In The Keeping Room, we witness the true feature film arrival of actress Muna Otaru – and it is a powerful, seismic experience. The movie is a stinging, desolate look at the American Civil War from the perspective of three women, struggling to survive together on a farm in the south. Far from being a period drama, however, this is a deeply unsettling home invasion horror film which uses its Civil War setting to muse on universal themes – including gender roles, race, violence against women, and the devastating effect of armed conflict.
In the role of Mad – one of the three women at the centre of this horror story – Muna Otaru delivers a performance so brilliantly crafted that her warm presence envelops the entire narrative in a way that is rarely captured in cinema.

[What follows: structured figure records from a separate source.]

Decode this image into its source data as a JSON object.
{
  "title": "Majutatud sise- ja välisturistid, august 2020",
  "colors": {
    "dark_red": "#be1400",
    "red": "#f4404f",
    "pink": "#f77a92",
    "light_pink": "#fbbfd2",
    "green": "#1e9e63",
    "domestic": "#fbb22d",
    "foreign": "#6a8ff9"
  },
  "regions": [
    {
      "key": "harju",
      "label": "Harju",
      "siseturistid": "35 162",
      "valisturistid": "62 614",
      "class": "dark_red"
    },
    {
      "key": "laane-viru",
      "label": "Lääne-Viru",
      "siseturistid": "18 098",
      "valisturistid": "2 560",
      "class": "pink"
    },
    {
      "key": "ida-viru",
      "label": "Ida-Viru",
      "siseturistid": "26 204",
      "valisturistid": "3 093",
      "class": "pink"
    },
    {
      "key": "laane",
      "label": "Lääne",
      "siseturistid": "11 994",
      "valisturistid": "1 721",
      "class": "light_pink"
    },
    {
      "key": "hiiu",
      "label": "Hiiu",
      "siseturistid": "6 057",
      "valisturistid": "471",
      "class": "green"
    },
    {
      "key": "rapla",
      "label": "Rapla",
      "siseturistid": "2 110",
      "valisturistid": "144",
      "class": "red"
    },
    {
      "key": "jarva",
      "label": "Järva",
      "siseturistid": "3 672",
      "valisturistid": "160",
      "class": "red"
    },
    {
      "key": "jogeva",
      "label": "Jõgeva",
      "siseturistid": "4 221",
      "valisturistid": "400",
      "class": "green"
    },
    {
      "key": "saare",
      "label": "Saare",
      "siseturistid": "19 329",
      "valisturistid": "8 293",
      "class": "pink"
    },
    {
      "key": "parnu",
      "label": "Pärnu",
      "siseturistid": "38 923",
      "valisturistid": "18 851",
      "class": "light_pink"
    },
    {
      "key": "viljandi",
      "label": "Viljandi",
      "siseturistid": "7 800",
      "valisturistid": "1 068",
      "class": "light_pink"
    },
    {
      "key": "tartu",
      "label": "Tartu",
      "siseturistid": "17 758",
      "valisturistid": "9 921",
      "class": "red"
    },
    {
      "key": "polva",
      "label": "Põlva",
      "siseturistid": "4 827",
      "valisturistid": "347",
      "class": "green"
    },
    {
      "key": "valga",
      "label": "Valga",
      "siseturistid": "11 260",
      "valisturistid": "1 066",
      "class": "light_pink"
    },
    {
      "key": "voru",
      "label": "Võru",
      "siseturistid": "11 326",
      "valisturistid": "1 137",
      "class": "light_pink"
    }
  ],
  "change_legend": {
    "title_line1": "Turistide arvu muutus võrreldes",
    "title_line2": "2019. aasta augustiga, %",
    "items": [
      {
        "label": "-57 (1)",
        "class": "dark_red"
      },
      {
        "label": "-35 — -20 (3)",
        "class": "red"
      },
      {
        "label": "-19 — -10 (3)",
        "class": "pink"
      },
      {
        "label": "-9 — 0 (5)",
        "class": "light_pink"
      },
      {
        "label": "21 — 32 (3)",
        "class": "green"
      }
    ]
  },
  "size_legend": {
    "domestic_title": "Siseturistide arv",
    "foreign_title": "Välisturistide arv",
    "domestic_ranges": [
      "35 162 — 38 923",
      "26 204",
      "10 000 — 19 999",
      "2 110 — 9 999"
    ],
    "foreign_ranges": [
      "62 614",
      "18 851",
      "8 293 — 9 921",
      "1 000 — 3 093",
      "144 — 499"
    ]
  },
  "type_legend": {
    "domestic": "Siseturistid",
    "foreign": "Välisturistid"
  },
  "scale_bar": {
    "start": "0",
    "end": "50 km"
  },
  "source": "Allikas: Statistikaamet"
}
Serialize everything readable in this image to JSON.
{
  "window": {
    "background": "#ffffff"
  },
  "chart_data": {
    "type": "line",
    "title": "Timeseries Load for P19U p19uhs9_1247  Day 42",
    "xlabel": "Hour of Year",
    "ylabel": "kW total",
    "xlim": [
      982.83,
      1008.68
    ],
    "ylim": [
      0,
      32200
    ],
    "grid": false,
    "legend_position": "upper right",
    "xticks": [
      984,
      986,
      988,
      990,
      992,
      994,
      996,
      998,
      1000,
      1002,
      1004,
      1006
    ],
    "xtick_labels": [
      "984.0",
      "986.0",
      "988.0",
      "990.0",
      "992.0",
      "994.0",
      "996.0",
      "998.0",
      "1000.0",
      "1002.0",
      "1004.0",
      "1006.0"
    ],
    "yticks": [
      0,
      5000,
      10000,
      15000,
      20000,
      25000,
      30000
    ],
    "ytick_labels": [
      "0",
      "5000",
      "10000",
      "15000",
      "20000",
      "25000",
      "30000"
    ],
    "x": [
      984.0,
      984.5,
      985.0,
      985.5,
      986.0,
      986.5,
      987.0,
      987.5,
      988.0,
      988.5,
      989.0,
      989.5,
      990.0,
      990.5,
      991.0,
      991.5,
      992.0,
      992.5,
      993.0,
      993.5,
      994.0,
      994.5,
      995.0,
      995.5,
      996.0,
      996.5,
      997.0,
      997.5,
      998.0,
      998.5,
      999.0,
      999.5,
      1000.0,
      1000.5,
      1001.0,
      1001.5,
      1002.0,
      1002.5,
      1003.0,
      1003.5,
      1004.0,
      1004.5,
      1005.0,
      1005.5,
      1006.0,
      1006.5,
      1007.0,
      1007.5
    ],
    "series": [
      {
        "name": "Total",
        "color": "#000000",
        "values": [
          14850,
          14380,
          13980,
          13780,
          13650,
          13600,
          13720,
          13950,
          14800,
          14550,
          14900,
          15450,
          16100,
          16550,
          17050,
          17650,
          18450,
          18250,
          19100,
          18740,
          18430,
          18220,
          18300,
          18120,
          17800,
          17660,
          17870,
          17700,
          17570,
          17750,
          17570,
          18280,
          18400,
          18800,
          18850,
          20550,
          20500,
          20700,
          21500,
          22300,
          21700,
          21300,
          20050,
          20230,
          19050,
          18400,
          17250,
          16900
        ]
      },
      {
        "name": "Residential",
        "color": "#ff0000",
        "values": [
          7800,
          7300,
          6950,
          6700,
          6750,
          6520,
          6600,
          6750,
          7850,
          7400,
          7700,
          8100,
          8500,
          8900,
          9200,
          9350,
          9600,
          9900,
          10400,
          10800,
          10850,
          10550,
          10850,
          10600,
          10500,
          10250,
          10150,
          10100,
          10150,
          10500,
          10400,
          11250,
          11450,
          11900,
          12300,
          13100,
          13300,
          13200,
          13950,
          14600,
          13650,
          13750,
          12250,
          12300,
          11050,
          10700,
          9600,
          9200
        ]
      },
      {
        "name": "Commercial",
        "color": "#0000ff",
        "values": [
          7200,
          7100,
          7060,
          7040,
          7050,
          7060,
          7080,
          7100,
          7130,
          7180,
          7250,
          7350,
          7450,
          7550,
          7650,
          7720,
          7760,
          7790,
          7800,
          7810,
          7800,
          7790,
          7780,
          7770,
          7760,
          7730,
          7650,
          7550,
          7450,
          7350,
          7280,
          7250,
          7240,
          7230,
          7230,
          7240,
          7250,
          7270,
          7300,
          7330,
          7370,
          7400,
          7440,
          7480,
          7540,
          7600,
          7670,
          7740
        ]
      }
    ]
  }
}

Mad is a former slave to the family of Augusta (Brit Marling) and Louise (Hailee Steinfeld) – sisters whose menfolk have long since headed for the front lines. The women have adapted to their new circumstances, however, and have created for themselves a new family unit, in which the three of them all play an equal role.
It is as the horror unfolds – created by two rogue soldiers (Sam Worthington and Kyle Soller) – that we see these roles begin to fall within clearly defined boundaries, with Augusta as the warrior, Louise as the innocent and Mad as the protector. This is where the power of Muna Otaru really comes into play as, amid a cast whose work here is uniformly excellent, the actress executes her big screen role with startling precision.
Even more startling is the fact that Otaru was never even in contention for the role of Mad, but instead was auditioning for a fleeting, non-speaking bit-part that features in the opening scene. Her casting as one of the three leads in The Keeping Room is testament, therefore, not only to her skill as a performer, but also to the foresight of the director – Academy Award nominee Daniel Barber.
“You know, it’s so interesting because, as I get older, I understand the power behind femininity – that feminine power, or that feminine way of approaching things that isn’t so linear, that is very creative – that kind of creative space. That’s where I was, mentally, when this script came my way, and I just feel like it was meant to be, because I had initially gone in to read for the woman in the beginning of the film, who has the encounter with the dog, and then the next day I had a recall, and I just assumed it was for the same part. But, then Daniel had me read a scene – the scene where Mad is speaking to Louise about her rape experience. So, I was finding out about this – that war uses rape as emotional weaponry – I’m discovering this as I’m reading it, because it was a cold read, and it was incredibly moving and shattering at the same time. So, I just feel like my personal life and my creative life kind of merged in that moment.
“And [that original part] had no lines – she just barks at a dog. And then the next day, this was happening, and I read that scene and we were all crying in the room. I looked up, and after a while Daniel said, ‘Would you read a few more scenes?’ I think I did, like, four or five more scenes, and then after that, he said, ‘Would you be interested in playing this character?’ I said, ‘Yes’, and he was like, ‘Well, it’s going to be a lot of work.’ I’m like, ‘OK’, and he said, ‘OK, well, you may be hearing from me.’ And I step out of the room and I was like, ‘What just happened?’
“Daniel’s like that. Daniel goes with his gut, and you just have to just go with his flow. He sees it, and you just have to trust that. I remember Brit and I, a lot of times, we would ride together to work, in the same car, and we’d be like, ‘What are we going to do?’, and we were like, ‘I don’t know!’ And I would say, ‘I’ll look at you,’ and she would say, ‘I’ll look at you, and we’ll just go for it.’”
Essential to the success of her performance is the accent employed by Otaru. It is entirely specific to the period, location and social status of the character.
“I wanted her voice to be as original and human as possible, and Jessica [Drake, dialect coach] and I were on the same page with that. Thankfully, she had these recordings of interviews with former slaves – people who had been enslaved – and then I also found additional recordings through the Library of Congress in the U.S., and I would listen to those. We literally went from word to word – I kid you not – every single word. We listened for it, specific to South Carolina as well, and re-wrote the script with each word.
“She wasn’t going to be on set with us, and I was the last person to be cast, so I didn’t have much time – like, probably two weeks – and I had a day job, and I was going to be working until the very last day before I left for Romania [to shoot The Keeping Room]. So our Skype sessions were at, like, midnight, 1am, 2am, and we would work. And it’s so funny because she’s in London right now working on another project, and this was the first time that we met face-to-face, because we had dinner, and I was like, ‘Oh you were such a drill sergeant!’ Like, we were so scared on set that we would mess up. Brit and I and Hailee would do these exercises as well, before we started our scenes.”